Meski demikian, ia menyadari bahwa jalan menuju ke sana masih sangat panjang. Banyak hal yang harus dibenahi dan dipersiapkan. Lewat UKM Alami dengan produk kopi Kumbi dan kedainya sebagai langkah awal, mereka optimistis bisa mewujudkan mimpi itu.
”Kami semua antusias. Sekarang, anggap saja kami seperti bayi yang baru lahir. Lalu nanti akan merangkak, hingga bisa berlari. Butuh waktu,” ujar Saringgih.
Wilayah perkebunan kopi yang berada di ketinggian 1.000 meter di atas permukaan laut, lanjutnya, adalah modal besar, di samping antusiasme warga. Tidak hanya untuk kopi robusta yang saat ini dikembangkan warga, tetapi juga kopi arabika.
Menurut Saringgih, mereka tentu tidak bisa berjalan sendiri. Dukungan semua pihak, termasuk instansi terkait, juga harus kuat. Ia berharap program-program misalnya dari dinas kehutanan dan lingkungan hidup juga sejalan atau sesuai kebutuhan warga, di antaranya untuk kopi. ”Saat ini, kami butuh bibit-bibit kopi yang unggul untuk peremajaan,” ujarnya.
Kepala Dinas Tenaga Kerja dan Transmigrasi NTB I Gede Putu Aryadi mengatakan, dukungan terhadap mantan PMI akan terus diberikan, termasuk ke Dusun Kumbi.

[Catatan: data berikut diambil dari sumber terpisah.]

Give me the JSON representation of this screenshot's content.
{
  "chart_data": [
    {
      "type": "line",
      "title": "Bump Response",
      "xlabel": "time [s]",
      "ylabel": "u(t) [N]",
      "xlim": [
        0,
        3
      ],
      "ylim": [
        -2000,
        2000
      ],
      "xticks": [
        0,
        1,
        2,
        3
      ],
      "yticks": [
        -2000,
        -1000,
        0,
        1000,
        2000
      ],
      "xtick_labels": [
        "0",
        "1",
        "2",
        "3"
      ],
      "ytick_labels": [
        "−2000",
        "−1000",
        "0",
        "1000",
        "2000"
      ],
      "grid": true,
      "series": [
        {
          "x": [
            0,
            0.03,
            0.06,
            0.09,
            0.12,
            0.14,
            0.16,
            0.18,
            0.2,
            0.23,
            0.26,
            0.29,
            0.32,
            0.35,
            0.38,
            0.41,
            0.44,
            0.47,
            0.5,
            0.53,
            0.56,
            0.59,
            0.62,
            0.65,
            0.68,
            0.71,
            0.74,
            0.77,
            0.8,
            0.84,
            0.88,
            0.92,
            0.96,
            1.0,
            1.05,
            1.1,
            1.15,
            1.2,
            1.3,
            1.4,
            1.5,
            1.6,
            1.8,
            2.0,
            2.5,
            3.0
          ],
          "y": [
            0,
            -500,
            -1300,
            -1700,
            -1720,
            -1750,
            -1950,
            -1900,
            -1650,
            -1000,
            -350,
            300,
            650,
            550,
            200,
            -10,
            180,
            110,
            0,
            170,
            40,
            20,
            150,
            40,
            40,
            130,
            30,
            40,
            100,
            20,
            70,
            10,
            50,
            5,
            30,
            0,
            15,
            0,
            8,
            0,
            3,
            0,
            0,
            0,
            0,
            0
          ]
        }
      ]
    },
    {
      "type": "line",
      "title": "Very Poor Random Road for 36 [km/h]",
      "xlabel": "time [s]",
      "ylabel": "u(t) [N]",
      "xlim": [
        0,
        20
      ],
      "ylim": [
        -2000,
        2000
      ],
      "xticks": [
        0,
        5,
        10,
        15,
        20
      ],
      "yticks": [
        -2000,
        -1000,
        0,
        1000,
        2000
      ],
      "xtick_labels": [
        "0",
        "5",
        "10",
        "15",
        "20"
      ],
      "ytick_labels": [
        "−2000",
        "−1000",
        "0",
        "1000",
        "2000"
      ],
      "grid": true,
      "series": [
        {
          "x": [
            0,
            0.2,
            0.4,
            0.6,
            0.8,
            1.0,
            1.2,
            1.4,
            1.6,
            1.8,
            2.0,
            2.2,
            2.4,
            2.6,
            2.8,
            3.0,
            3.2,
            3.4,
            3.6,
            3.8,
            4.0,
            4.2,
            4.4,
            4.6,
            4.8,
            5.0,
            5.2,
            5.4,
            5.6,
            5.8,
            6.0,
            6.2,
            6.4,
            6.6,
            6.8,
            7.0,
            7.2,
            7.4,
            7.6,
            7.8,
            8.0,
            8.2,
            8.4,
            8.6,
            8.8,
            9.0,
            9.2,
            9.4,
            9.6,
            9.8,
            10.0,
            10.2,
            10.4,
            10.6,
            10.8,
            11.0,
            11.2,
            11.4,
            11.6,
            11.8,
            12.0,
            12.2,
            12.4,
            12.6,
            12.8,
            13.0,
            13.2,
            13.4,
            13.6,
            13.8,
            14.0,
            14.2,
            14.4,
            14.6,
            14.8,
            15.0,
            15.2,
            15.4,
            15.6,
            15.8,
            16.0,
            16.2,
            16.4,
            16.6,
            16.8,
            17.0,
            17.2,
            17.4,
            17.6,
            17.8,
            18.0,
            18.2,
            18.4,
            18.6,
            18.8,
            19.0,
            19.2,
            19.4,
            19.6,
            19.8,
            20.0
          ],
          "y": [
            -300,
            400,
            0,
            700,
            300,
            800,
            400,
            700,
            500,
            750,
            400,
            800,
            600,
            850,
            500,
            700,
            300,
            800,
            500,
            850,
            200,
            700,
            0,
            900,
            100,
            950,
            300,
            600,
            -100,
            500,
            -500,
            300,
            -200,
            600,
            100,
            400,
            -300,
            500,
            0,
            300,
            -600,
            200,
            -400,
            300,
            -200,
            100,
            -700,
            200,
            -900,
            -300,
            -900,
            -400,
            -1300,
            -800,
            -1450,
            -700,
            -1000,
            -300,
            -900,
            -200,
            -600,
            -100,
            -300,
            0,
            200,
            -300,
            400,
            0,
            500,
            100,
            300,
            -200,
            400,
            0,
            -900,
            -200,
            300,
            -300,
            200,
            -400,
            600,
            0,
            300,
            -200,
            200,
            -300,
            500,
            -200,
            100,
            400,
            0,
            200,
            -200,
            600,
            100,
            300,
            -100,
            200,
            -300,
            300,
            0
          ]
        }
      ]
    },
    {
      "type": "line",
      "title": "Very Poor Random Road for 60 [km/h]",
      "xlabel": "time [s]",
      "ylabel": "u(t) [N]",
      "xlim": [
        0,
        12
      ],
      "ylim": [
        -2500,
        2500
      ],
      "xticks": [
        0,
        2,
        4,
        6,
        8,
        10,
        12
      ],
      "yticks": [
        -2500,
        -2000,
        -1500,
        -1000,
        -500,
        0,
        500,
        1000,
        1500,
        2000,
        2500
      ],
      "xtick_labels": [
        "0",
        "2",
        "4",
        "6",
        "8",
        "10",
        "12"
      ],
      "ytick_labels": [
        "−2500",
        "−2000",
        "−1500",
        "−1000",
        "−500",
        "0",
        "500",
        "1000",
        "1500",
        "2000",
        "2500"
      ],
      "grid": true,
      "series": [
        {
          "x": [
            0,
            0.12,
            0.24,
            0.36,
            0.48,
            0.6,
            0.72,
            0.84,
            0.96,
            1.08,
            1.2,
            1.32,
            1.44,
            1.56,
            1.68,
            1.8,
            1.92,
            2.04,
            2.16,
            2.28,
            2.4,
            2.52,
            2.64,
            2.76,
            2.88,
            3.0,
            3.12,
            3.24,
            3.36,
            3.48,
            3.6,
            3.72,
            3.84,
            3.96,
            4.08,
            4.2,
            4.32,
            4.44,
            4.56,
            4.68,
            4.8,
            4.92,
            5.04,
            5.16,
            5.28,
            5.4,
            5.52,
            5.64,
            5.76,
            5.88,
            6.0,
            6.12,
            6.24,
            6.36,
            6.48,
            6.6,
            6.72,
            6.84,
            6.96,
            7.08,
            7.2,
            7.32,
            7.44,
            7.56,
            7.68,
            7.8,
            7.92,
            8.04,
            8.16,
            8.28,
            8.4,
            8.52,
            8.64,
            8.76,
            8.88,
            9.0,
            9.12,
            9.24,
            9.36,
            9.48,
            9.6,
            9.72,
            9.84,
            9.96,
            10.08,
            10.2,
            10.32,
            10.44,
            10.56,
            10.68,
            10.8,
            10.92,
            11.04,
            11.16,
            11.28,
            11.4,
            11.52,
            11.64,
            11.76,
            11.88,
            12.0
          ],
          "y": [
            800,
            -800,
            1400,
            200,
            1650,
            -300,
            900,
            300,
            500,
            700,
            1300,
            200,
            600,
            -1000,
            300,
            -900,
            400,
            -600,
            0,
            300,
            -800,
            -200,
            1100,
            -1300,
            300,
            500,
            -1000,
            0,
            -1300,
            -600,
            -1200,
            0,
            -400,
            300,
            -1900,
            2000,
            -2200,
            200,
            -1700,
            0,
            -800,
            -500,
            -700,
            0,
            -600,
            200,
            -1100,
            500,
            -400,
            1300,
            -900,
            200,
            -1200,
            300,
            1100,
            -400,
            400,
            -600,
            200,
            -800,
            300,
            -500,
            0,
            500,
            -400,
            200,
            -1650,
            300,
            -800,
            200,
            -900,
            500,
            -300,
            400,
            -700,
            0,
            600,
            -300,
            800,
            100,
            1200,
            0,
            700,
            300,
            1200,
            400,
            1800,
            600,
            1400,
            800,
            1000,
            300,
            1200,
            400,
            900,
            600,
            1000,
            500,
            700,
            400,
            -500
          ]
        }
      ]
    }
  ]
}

Menurut Gede, dukungan tidak hanya dari mereka, tetapi harus terpadu oleh instansi atau dinas terkait lainnya. Untuk bibit, misalnya, Disnakertrans telah menghubungkan warga Kumbi dengan balai benih pertanian.
Orang yang pernah bekerja di luar negeri dengan pahit getirnya kehidupan di sana pasti memiliki etos kerja tinggi dibandingkan dengan orang yang bekerja di negeri sendiri.
Upaya pembinaan juga akan terus diberikan. Mereka juga akan dilibatkan dalam kegiatan-kegiatan pameran usaha. Harapannya, upaya itu akan membuat usaha di Kumbi bisa berkelanjutan dan memiliki jaringan pemasaran yang semakin luas.
Menurut Gede, mantan PMI memiliki tiga modal utama untuk menjadi wirausaha mandiri yang sukses, yakni pengalaman, modal, dan jaringan.
”Orang yang pernah bekerja di luar negeri dengan pahit getirnya kehidupan di sana pasti memiliki etos kerja tinggi dibandingkan dengan orang yang bekerja di negeri sendiri,” ujarnya.
Gede mengatakan, pengalaman bekerja di luar negeri harus menjadi spirit untuk menjadi manusia yang lebih baik. Termasuk bagi warga Dusun Kumbi lewat kopi yang peminatnya tidak hanya di dalam negeri, tetapi juga luar negeri.
Penasihat Asosiasi Kopi Indonesia NTB, Giri Arnawa, mengatakan, kopi adalah solusi bagi beban ekonomi, selain solusi untuk beban sosial dan beban lingkungan.
”Secara ekonomi otomatis mendapatkan manfaat ekonomi sepanjang itu dikelola dengan baik. Artinya, petani akan mendapatkan manfaat apabila kita bangun perbaikan-perbaikan bagi mereka di hulu dari sisi kuantitas, kualitas, dan kapasitas,” kata Giri.
Peluang kopi sebagai solusi bagi perbaikan ekonomi dan menjadikan Kumbi mandiri dengan kopi tentu tidak mustahil. Dengan dukungan berbagai pihak sesuai peran masing-masing, Kumbi tidak perlu lagi menjadi kantong PMI.